Wired has done some investigating on what led to Mt. Gox's collapse last month. What it basically boils down to is the exchange was run by amateurs, particularly the young and inexperienced CEO. It sounds like their back end software was an absolute mess, and their accounting was worse. Somehow they either didn't notice or chose to ignore the fact that they were leaking bitcoins by the hundreds of thousands. Some have also speculated that it wasn't that innocent. Maybe they know where those 850,000 bitcoins are.
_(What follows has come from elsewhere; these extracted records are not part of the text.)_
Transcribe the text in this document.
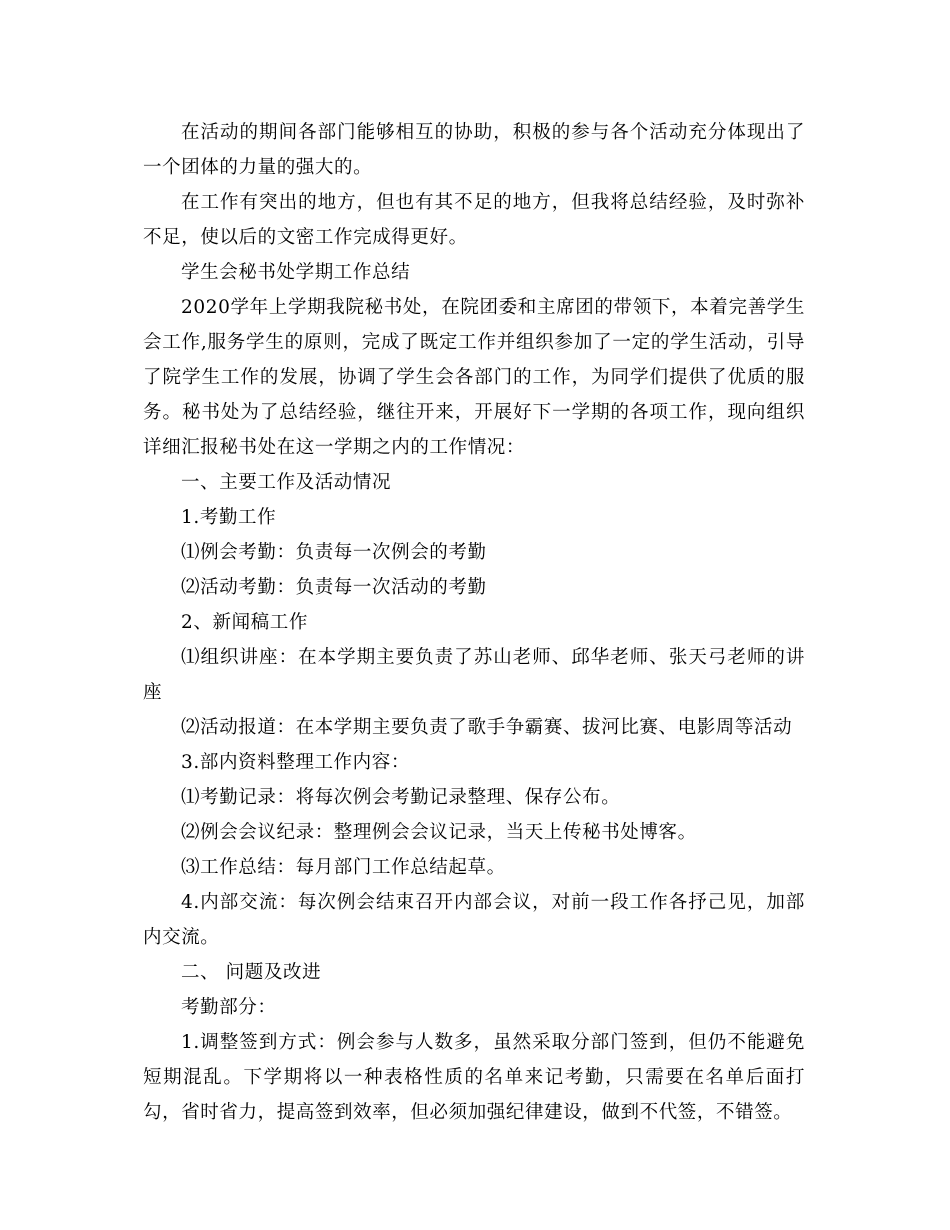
在活动的期间各部门能够相互的协助，积极的参与各个活动充分体现出了一个团体的力量的强大的。

在工作有突出的地方，但也有其不足的地方，但我将总结经验，及时弥补不足，使以后的文密工作完成得更好。

学生会秘书处学期工作总结

2020学年上学期我院秘书处，在院团委和主席团的带领下，本着完善学生会工作,服务学生的原则，完成了既定工作并组织参加了一定的学生活动，引导了院学生工作的发展，协调了学生会各部门的工作，为同学们提供了优质的服务。秘书处为了总结经验，继往开来，开展好下一学期的各项工作，现向组织详细汇报秘书处在这一学期之内的工作情况：

一、主要工作及活动情况

1.考勤工作

⑴例会考勤：负责每一次例会的考勤

⑵活动考勤：负责每一次活动的考勤

2、新闻稿工作

⑴组织讲座：在本学期主要负责了苏山老师、邱华老师、张天弓老师的讲座

⑵活动报道：在本学期主要负责了歌手争霸赛、拔河比赛、电影周等活动

3.部内资料整理工作内容：

⑴考勤记录：将每次例会考勤记录整理、保存公布。

⑵例会会议纪录：整理例会会议记录，当天上传秘书处博客。

⑶工作总结：每月部门工作总结起草。

4.内部交流：每次例会结束召开内部会议，对前一段工作各抒己见，加部内交流。

二、 问题及改进

考勤部分：

1.调整签到方式：例会参与人数多，虽然采取分部门签到，但仍不能避免短期混乱。下学期将以一种表格性质的名单来记考勤，只需要在名单后面打勾，省时省力，提高签到效率，但必须加强纪律建设，做到不代签，不错签。
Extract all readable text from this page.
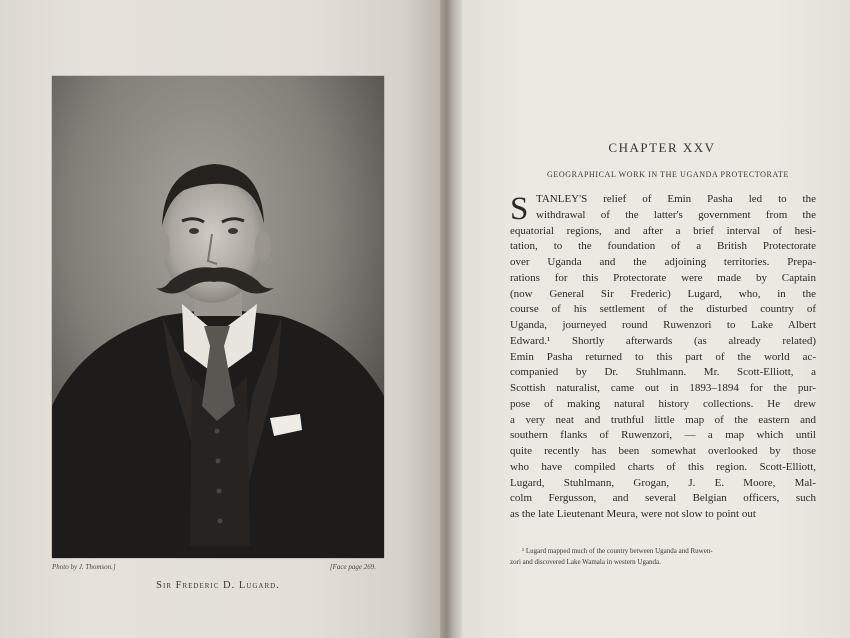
Photo by J. Thomson.]	[Face page 269.
Sir Frederic D. Lugard.
CHAPTER XXV
GEOGRAPHICAL WORK IN THE UGANDA PROTECTORATE
S TANLEY'S relief of Emin Pasha led to the
withdrawal of the latter's government from the
equatorial regions, and after a brief interval of hesi-
tation, to the foundation of a British Protectorate
over Uganda and the adjoining territories. Prepa-
rations for this Protectorate were made by Captain
(now General Sir Frederic) Lugard, who, in the
course of his settlement of the disturbed country of
Uganda, journeyed round Ruwenzori to Lake Albert
Edward.¹ Shortly afterwards (as already related)
Emin Pasha returned to this part of the world ac-
companied by Dr. Stuhlmann. Mr. Scott-Elliott, a
Scottish naturalist, came out in 1893–1894 for the pur-
pose of making natural history collections. He drew
a very neat and truthful little map of the eastern and
southern flanks of Ruwenzori, — a map which until
quite recently has been somewhat overlooked by those
who have compiled charts of this region. Scott-Elliott,
Lugard, Stuhlmann, Grogan, J. E. Moore, Mal-
colm Fergusson, and several Belgian officers, such
as the late Lieutenant Meura, were not slow to point out
¹ Lugard mapped much of the country between Uganda and Ruwen-
zori and discovered Lake Wamala in western Uganda.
Mt. Gox, [an insider] says, didn’t use any type of version control software — a standard tool in any professional software development environment. This meant that any coder could accidentally overwrite a colleague’s code if they happened to be working on the same file. According to this developer, the world’s largest bitcoin exchange had only recently introduced a test environment, meaning that, previously, untested software changes were pushed out to the exchanges customers — not the kind of thing you’d see on a professionally run financial services website. And, he says, there was only one person who could approve changes to the site’s source code: Mark Karpeles. That meant that some bug fixes — even security fixes — could languish for weeks, waiting for Karpeles to get to the code. “The source code was a complete mess,” says one insider.
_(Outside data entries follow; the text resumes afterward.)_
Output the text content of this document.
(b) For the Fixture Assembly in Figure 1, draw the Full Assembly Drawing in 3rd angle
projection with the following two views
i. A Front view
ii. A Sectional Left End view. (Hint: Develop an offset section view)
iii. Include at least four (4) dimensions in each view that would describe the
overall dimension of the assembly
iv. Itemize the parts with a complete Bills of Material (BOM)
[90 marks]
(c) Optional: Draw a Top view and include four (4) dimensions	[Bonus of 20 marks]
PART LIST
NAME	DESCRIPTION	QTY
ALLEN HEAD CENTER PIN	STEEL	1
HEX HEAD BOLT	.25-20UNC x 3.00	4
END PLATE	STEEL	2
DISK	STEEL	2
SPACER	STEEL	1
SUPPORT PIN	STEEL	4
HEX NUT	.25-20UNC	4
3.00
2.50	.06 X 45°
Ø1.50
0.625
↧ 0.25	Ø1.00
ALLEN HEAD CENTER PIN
I think this disaster will end up being a good thing for Bitcoin in the end. It's definitely big enough to serve as a major wake up call to the rest of the Bitcoin community that they need to weed out the amateurs and bad actors before Bitcoin will be able to go mainstream and become more widely adopted. The community seems to be taking it seriously with their recent joint statement, so we will see how things unfold in the coming months.